Source: https://securityonline.info/tp-link-archer-ax53-vulnerability-os-command-injection-patch/

💡 Key Takeaway: Remote execution risk means exposure triage comes first: isolate reachable systems, validate blocking controls, and monitor aggressively for exploit activity.

Fortinet Issues Emergency Patch for FortiClient Zero-Day

The authentication bypass flaw, tracked as CVE-2026-35616, is the latest in a series of Fortinet vulnerabilities that have been exploited in the wild.

Source: https://www.darkreading.com/vulnerabilities-threats/fortinet-emergency-patch-forticlient-zero-day

💡 Key Takeaway: Handle this as exposure reduction plus validation: find reachable systems first, apply mitigations by risk, and check telemetry for attempted exploitation.

⚔️ Actionable Defense Move of the Week

One-Week Tier-Zero Validation Loop

For every Tier-Zero patch this week, including firewalls, MDM/EMM, VPN, IAM, and backup platforms: 1) verify the new version on-box, 2) confirm exposure is removed or allowlisted externally, 3) review 14 days of admin, auth, and config logs for anomalies, and 4) rotate secrets if compromise is plausible.

💡 Key Takeaway: Patching is step one—validation plus assumed-breach log review is step two.

🧠 Final Word

Final Word

This week’s stories reinforce that identity paths and trust boundaries remain a primary operational weak point, while software supply chain abuse keeps creating asymmetric risk for defenders.
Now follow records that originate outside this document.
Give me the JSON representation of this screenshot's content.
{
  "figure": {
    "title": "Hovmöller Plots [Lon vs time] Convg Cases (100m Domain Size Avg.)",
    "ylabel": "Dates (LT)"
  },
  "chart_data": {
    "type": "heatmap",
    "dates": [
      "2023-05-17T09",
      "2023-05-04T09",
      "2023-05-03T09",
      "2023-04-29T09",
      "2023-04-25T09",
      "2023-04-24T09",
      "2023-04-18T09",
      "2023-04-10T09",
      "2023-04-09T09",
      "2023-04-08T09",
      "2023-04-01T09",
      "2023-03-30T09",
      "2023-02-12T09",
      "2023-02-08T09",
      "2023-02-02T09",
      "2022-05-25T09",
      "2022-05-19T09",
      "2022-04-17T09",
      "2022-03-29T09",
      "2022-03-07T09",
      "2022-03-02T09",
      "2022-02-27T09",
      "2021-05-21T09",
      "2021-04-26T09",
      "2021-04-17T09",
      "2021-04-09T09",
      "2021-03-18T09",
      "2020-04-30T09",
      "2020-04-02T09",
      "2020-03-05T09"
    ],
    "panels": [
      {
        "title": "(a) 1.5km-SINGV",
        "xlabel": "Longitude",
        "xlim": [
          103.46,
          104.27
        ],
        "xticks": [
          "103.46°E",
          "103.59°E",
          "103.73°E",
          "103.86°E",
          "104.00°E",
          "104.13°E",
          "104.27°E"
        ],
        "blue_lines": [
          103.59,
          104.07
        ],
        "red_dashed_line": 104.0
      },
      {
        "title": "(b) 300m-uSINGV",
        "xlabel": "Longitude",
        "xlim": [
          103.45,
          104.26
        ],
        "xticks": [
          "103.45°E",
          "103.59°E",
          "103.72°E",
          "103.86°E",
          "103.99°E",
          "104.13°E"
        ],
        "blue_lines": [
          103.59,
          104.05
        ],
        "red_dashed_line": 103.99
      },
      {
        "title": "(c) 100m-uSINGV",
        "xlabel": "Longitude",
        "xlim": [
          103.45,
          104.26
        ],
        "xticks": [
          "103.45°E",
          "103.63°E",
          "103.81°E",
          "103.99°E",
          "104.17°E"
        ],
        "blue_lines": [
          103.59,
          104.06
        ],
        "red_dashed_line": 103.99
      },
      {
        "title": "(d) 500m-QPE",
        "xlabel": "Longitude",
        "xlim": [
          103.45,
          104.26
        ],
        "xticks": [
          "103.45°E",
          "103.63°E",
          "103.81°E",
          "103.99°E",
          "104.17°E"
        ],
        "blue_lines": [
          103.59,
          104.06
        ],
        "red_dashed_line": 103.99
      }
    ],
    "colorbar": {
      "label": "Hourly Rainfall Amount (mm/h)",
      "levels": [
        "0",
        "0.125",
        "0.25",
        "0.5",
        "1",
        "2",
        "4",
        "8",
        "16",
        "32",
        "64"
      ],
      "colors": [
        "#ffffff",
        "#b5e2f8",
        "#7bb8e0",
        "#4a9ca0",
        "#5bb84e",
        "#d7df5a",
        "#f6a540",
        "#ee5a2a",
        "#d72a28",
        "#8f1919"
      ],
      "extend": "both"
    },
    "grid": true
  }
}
The broader pattern is that active exploitation pressure continues to compress patch and validation timelines. The practical takeaway is to tighten exposed control planes, validate compensating controls, and review telemetry as if exploitation attempts are already in motion.

💡 Key Takeaway: Treat identity paths like production attack surface: reduce exposure, validate every alternate flow, and review auth logs before assumptions become incidents.